1.6 Structured Control Flow

1.6.1 Preface: What’s wrong with our language?

For our last abstraction, we designed the language Values-lang v3. This language is an improvement over x64, but has a significant limitation: we can only express simple, straight-line arithmetic computations. We’ll never be able to write any interesting programs!

In this chapter, we will expose a machine feature, control flow instructions in the form of labels and jmp instructions, and systematically abstract these into a structured control-flow primitive: if expressions. Control flow is complex, and adding it requires changes to nearly every pass and every intermediate language.

The overview of this version of the compiler is given in Figure 4.

1.6.2 Designing a source language with structured control flow

As usual, we’ll start with our goal and then design the compiler bottom-up. We want to extend Values-lang v3 with a structured control-flow feature: a form of if expression.
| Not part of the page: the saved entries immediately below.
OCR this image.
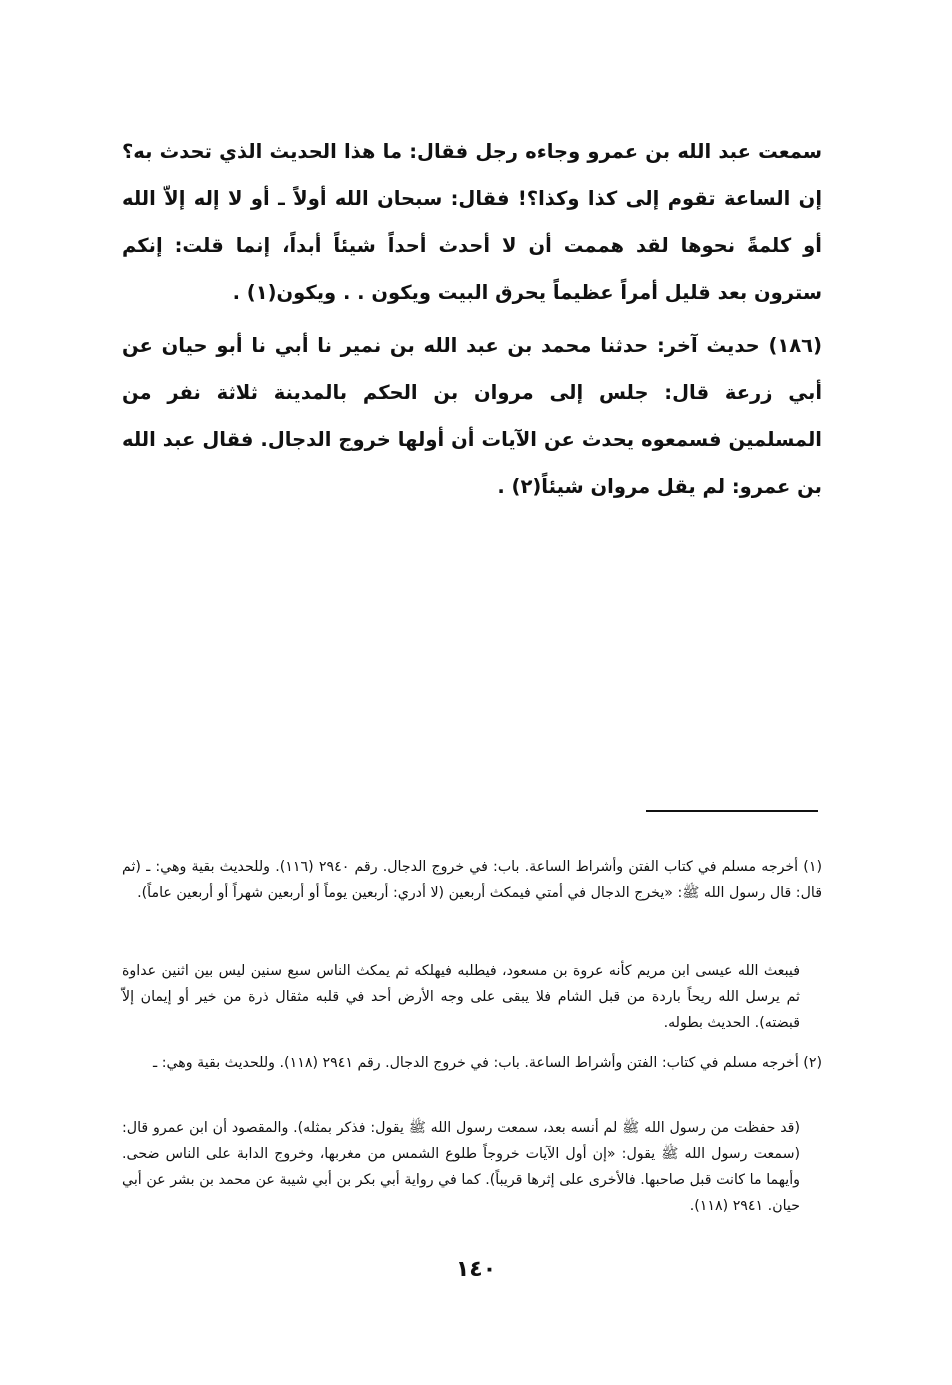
سمعت عبد الله بن عمرو وجاءه رجل فقال: ما هذا الحديث الذي تحدث به؟ إن الساعة تقوم إلى كذا وكذا؟! فقال: سبحان الله أولاً ـ أو لا إله إلاّ الله أو كلمةً نحوها لقد هممت أن لا أحدث أحداً شيئاً أبداً، إنما قلت: إنكم سترون بعد قليل أمراً عظيماً يحرق البيت ويكون . . ويكون(١) .
(١٨٦) حديث آخر: حدثنا محمد بن عبد الله بن نمير نا أبي نا أبو حيان عن أبي زرعة قال: جلس إلى مروان بن الحكم بالمدينة ثلاثة نفر من المسلمين فسمعوه يحدث عن الآيات أن أولها خروج الدجال. فقال عبد الله بن عمرو: لم يقل مروان شيئاً(٢) .
(١) أخرجه مسلم في كتاب الفتن وأشراط الساعة. باب: في خروج الدجال. رقم ٢٩٤٠ (١١٦). وللحديث بقية وهي: ـ (ثم قال: قال رسول الله ﷺ: «يخرج الدجال في أمتي فيمكث أربعين (لا أدري: أربعين يوماً أو أربعين شهراً أو أربعين عاماً).
فيبعث الله عيسى ابن مريم كأنه عروة بن مسعود، فيطلبه فيهلكه ثم يمكث الناس سبع سنين ليس بين اثنين عداوة ثم يرسل الله ريحاً باردة من قبل الشام فلا يبقى على وجه الأرض أحد في قلبه مثقال ذرة من خير أو إيمان إلاّ قبضته). الحديث بطوله.
(٢) أخرجه مسلم في كتاب: الفتن وأشراط الساعة. باب: في خروج الدجال. رقم ٢٩٤١ (١١٨). وللحديث بقية وهي: ـ
(قد حفظت من رسول الله ﷺ لم أنسه بعد، سمعت رسول الله ﷺ يقول: فذكر بمثله). والمقصود أن ابن عمرو قال: (سمعت رسول الله ﷺ يقول: «إن أول الآيات خروجاً طلوع الشمس من مغربها، وخروج الدابة على الناس ضحى. وأيهما ما كانت قبل صاحبها. فالأخرى على إثرها قريباً). كما في رواية أبي بكر بن أبي شيبة عن محمد بن بشر عن أبي حيان. ٢٩٤١ (١١٨).
١٤٠
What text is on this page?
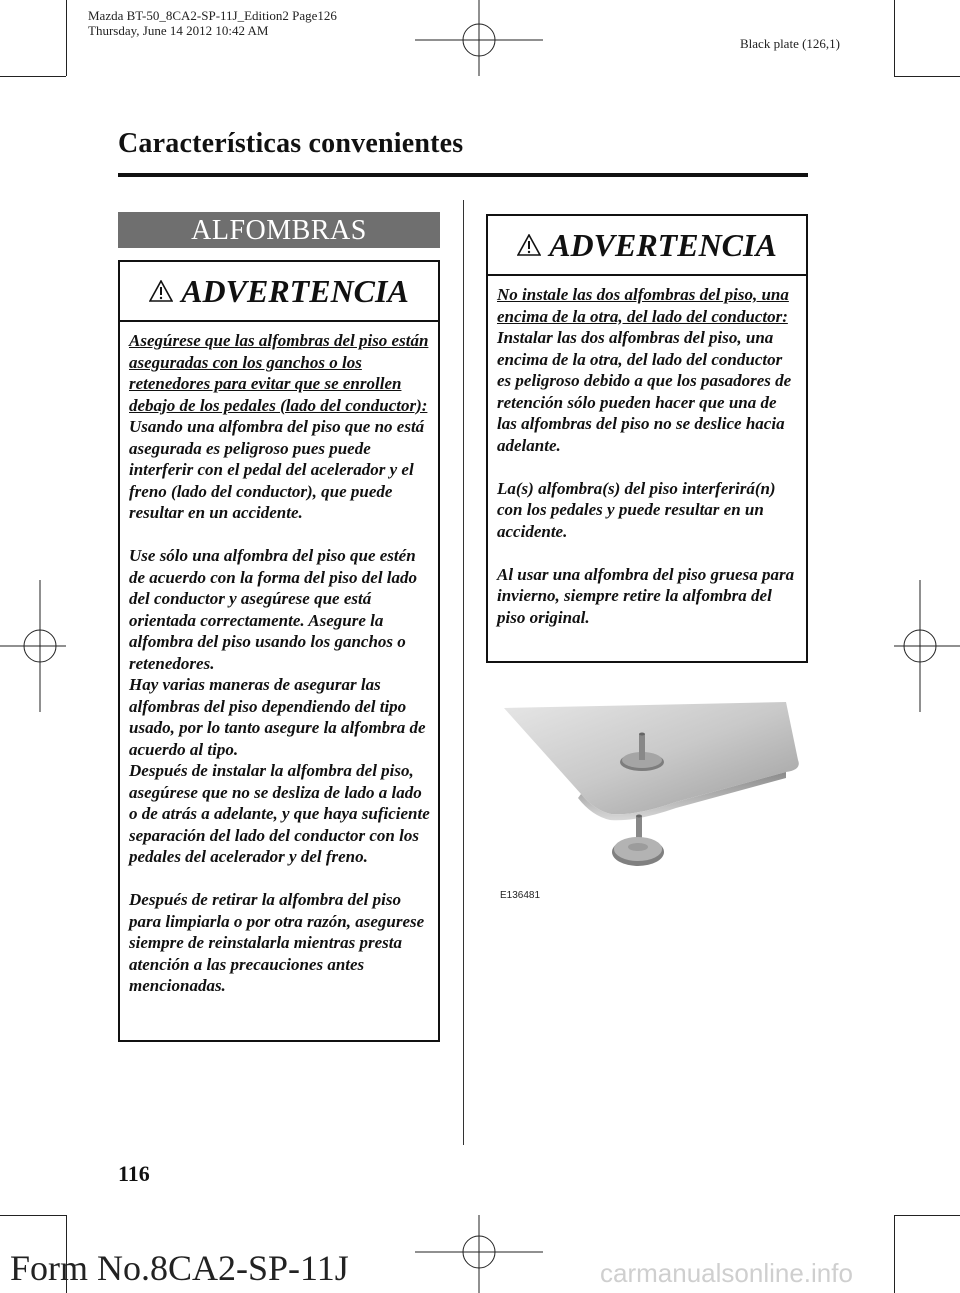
Mazda BT-50_8CA2-SP-11J_Edition2 Page126
Thursday, June 14 2012 10:42 AM
Black plate (126,1)
Características convenientes
ALFOMBRAS
ADVERTENCIA
Asegúrese que las alfombras del piso están aseguradas con los ganchos o los retenedores para evitar que se enrollen debajo de los pedales (lado del conductor):

Usando una alfombra del piso que no está asegurada es peligroso pues puede interferir con el pedal del acelerador y el freno (lado del conductor), que puede resultar en un accidente.

Use sólo una alfombra del piso que estén de acuerdo con la forma del piso del lado del conductor y asegúrese que está orientada correctamente. Asegure la alfombra del piso usando los ganchos o retenedores.
Hay varias maneras de asegurar las alfombras del piso dependiendo del tipo usado, por lo tanto asegure la alfombra de acuerdo al tipo.

Después de instalar la alfombra del piso, asegúrese que no se desliza de lado a lado o de atrás a adelante, y que haya suficiente separación del lado del conductor con los pedales del acelerador y del freno.

Después de retirar la alfombra del piso para limpiarla o por otra razón, asegurese siempre de reinstalarla mientras presta atención a las precauciones antes mencionadas.

ADVERTENCIA
No instale las dos alfombras del piso, una encima de la otra, del lado del conductor:

Instalar las dos alfombras del piso, una encima de la otra, del lado del conductor es peligroso debido a que los pasadores de retención sólo pueden hacer que una de las alfombras del piso no se deslice hacia adelante.

La(s) alfombra(s) del piso interferirá(n) con los pedales y puede resultar en un accidente.

Al usar una alfombra del piso gruesa para invierno, siempre retire la alfombra del piso original.

E136481
116
Form No.8CA2-SP-11J	carmanualsonline.info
Our goal is Values-lang v4, duplicated below.

Note that an if expression, (if pred e e), is limited: it cannot branch on an arbitrary expression. It is restricted so that a comparison between two values must appear in the predicate position. This is a necessary artifact we’ll inherit from x64. Even by the end of this chapter, we will not yet have enough support from the low-level language to add values that represent the result of a comparison, i.e., we won’t have booleans.

Design digression:

This is a design choice. With the abstraction we have so far, we could add pseudo-boolean expressions by giving an arbitrary interpretation to any values in the predicate position. For example, we could interpret 0 as true and 1 as false, or vice versa. Unfortunately, this would expose our source language to undefined behaviour—what happens when an if expression branches on any other value? We could remedy this slightly by making any non-zero integer true, for example. However, it also means we become unable to distinguish booleans from integers, leading to type confusion when reading and writing data. If a programmer sees the number -5 printed or in a program, is it a boolean or a number?

There are many ways to solve the problem, but to keeping with our design principles of designing clear abstraction boundaries, we will later add proper booleans as a separate primitive data type. That is a task separate from adding control flow, so we deal with it later, and instead implement a limited form of structured control-flow first that booleans can compile to later.

1.6.3 Exposing Control-Flow Primitives

When we want to add a new feature to the source language, we must always ask if there’s some existing abstraction in the target language that we can use. So far, Paren-x64 v2 exposes only intructions to move data between locations and perform simple arithmetic computation on locations. This is insufficiently expressive, so we must reach even lower and expose new primitives from the machine.

We’ll begin the next version of our compiler by designing a new Paren-x64 v4 to expose the additional features of x64 necessary to implement control flow abstractions. This extends the previous Paren-x64 v2 with comparison operations, labels, and conditional and unconditional jump operations.

Labels are too complex to define by grammar; instead, they’re defined by the label? predicate in cpsc411/compiler-lib.

The library function sanitize-label turns a label? into a string that NASM will accept, as long as it is not too long.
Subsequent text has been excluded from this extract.